Das stimmt wie gesagt so nicht. Ist die Zielgruppe kleiner musst du als Entwickler halt die Kosten der Produktion senken. Ein Elex hat sich wie oft verkauft? Um 1 Millionen Mal bisher. Bei Produktionskosten von nur einigen Millionen Euro, das Team besteht ja z.B. nur aus bis zu 30 Leuten, ist das ein ziemlich netter Reibach den sie da einfahren.
Dass amerikanische Entwickler nicht in der Lage sind etwas ähnliches mit unter 200 Leuten auf die Beine zu stellen steht dann auf einem anderen Blatt ... 



> Eventuell sind gerade die gefürchteten Streaming- und Abo-Dienste da eine Lösungsmöglichkeit.. wenn man Single-Player-Titel hinter einer Abo-Schranke packt, wird vermutlich keiner von uns sonderlich begeistert sein, aber
> die Entwickler haben eine konstantere Monetarisierung und es lohnt sich eher, solche Titel da anzubieten.


Bezweifle ich stark. Dann schließen die Spieler für 1 - 2 Monate das Abo ab, zahlen ihre 15 Euro und spielen das Game durch und das war es erst mal wieder. Da bleibt nur ein Bruchteil von dem hängen, was sie durch Verkauf erwirtschaftet hätten.


----------



## suggysug (25. März 2019)

Spiritogre schrieb:


> Das stimmt wie gesagt so nicht.

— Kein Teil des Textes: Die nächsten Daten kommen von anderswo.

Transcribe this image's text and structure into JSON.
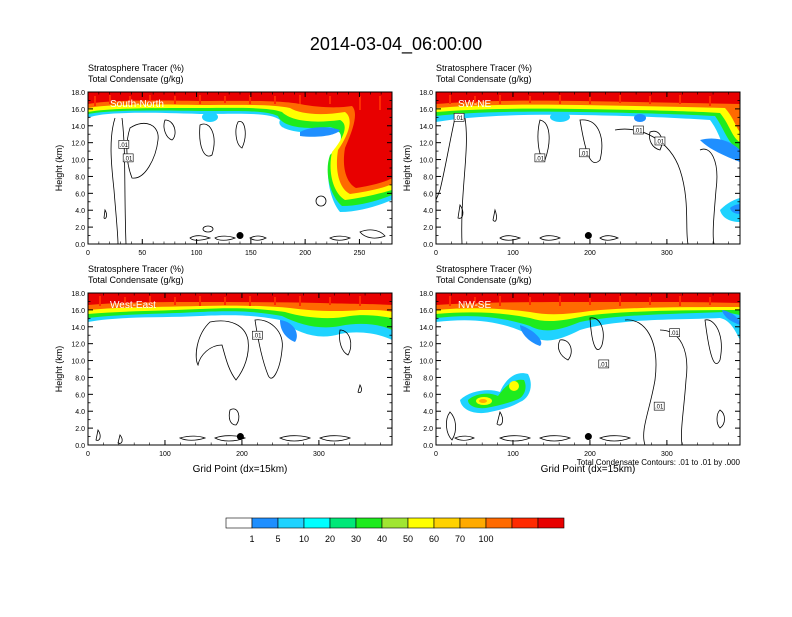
{
  "chart_data": {
    "type": "contour",
    "title": "2014-03-04_06:00:00",
    "footnote": "Total Condensate Contours: .01 to .01 by .000",
    "colorbar": {
      "colors": [
        "#ffffff",
        "#1f8fff",
        "#1fd3ff",
        "#00ffff",
        "#00e878",
        "#1eeb1e",
        "#a0e632",
        "#ffff00",
        "#ffd200",
        "#ffaa00",
        "#ff6a00",
        "#ff2a00",
        "#e80000"
      ],
      "labels": [
        "1",
        "5",
        "10",
        "20",
        "30",
        "40",
        "50",
        "60",
        "70",
        "100"
      ]
    },
    "panels": [
      {
        "name": "South-North",
        "title1": "Stratosphere Tracer   (%)",
        "title2": "Total Condensate   (g/kg)",
        "ylabel": "Height (km)",
        "xlabel": "",
        "xlim": [
          0,
          280
        ],
        "ylim": [
          0,
          18
        ],
        "xticks": [
          0,
          50,
          100,
          150,
          200,
          250
        ],
        "yticks": [
          "0.0",
          "2.0",
          "4.0",
          "6.0",
          "8.0",
          "10.0",
          "12.0",
          "14.0",
          "16.0",
          "18.0"
        ],
        "marker": {
          "x": 140,
          "y": 1.0
        },
        "contour_labels": [
          {
            "x": 33,
            "y": 11.8,
            "text": ".01"
          },
          {
            "x": 37,
            "y": 10.2,
            "text": ".01"
          }
        ]
      },
      {
        "name": "SW-NE",
        "title1": "Stratosphere Tracer   (%)",
        "title2": "Total Condensate   (g/kg)",
        "ylabel": "Height (km)",
        "xlabel": "",
        "xlim": [
          0,
          395
        ],
        "ylim": [
          0,
          18
        ],
        "xticks": [
          0,
          100,
          200,
          300
        ],
        "yticks": [
          "0.0",
          "2.0",
          "4.0",
          "6.0",
          "8.0",
          "10.0",
          "12.0",
          "14.0",
          "16.0",
          "18.0"
        ],
        "marker": {
          "x": 198,
          "y": 1.0
        },
        "contour_labels": [
          {
            "x": 30,
            "y": 15.0,
            "text": ".01"
          },
          {
            "x": 135,
            "y": 10.2,
            "text": ".01"
          },
          {
            "x": 193,
            "y": 10.8,
            "text": ".01"
          },
          {
            "x": 263,
            "y": 13.5,
            "text": ".01"
          },
          {
            "x": 291,
            "y": 12.2,
            "text": ".01"
          }
        ]
      },
      {
        "name": "West-East",
        "title1": "Stratosphere Tracer   (%)",
        "title2": "Total Condensate   (g/kg)",
        "ylabel": "Height (km)",
        "xlabel": "Grid Point (dx=15km)",
        "xlim": [
          0,
          395
        ],
        "ylim": [
          0,
          18
        ],
        "xticks": [
          0,
          100,
          200,
          300
        ],
        "yticks": [
          "0.0",
          "2.0",
          "4.0",
          "6.0",
          "8.0",
          "10.0",
          "12.0",
          "14.0",
          "16.0",
          "18.0"
        ],
        "marker": {
          "x": 198,
          "y": 1.0
        },
        "contour_labels": [
          {
            "x": 220,
            "y": 13.0,
            "text": ".01"
          }
        ]
      },
      {
        "name": "NW-SE",
        "title1": "Stratosphere Tracer   (%)",
        "title2": "Total Condensate   (g/kg)",
        "ylabel": "Height (km)",
        "xlabel": "Grid Point (dx=15km)",
        "xlim": [
          0,
          395
        ],
        "ylim": [
          0,
          18
        ],
        "xticks": [
          0,
          100,
          200,
          300
        ],
        "yticks": [
          "0.0",
          "2.0",
          "4.0",
          "6.0",
          "8.0",
          "10.0",
          "12.0",
          "14.0",
          "16.0",
          "18.0"
        ],
        "marker": {
          "x": 198,
          "y": 1.0
        },
        "contour_labels": [
          {
            "x": 310,
            "y": 13.3,
            "text": ".01"
          },
          {
            "x": 218,
            "y": 9.6,
            "text": ".01"
          },
          {
            "x": 290,
            "y": 4.6,
            "text": ".01"
          }
        ]
      }
    ]
  }
}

Ist die Zielgruppe kleiner musst du als Entwickler halt die Kosten der Produktion senken. Ein Elex hat sich wie oft verkauft? Um 1 Millionen Mal bisher. Bei Produktionskosten von nur einigen Millionen Euro, das Team besteht ja z.B. nur aus bis zu 30 Leuten, ist das ein ziemlich netter Reibach den sie da einfahren.
> Dass amerikanische Entwickler nicht in der Lage sind etwas ähnliches mit unter 200 Leuten auf die Beine zu stellen steht dann auf einem anderen Blatt ...


 Elex war zum Release eines der verbuggedesten und unfertigsten Singelplayerspiele der letzten Jahre.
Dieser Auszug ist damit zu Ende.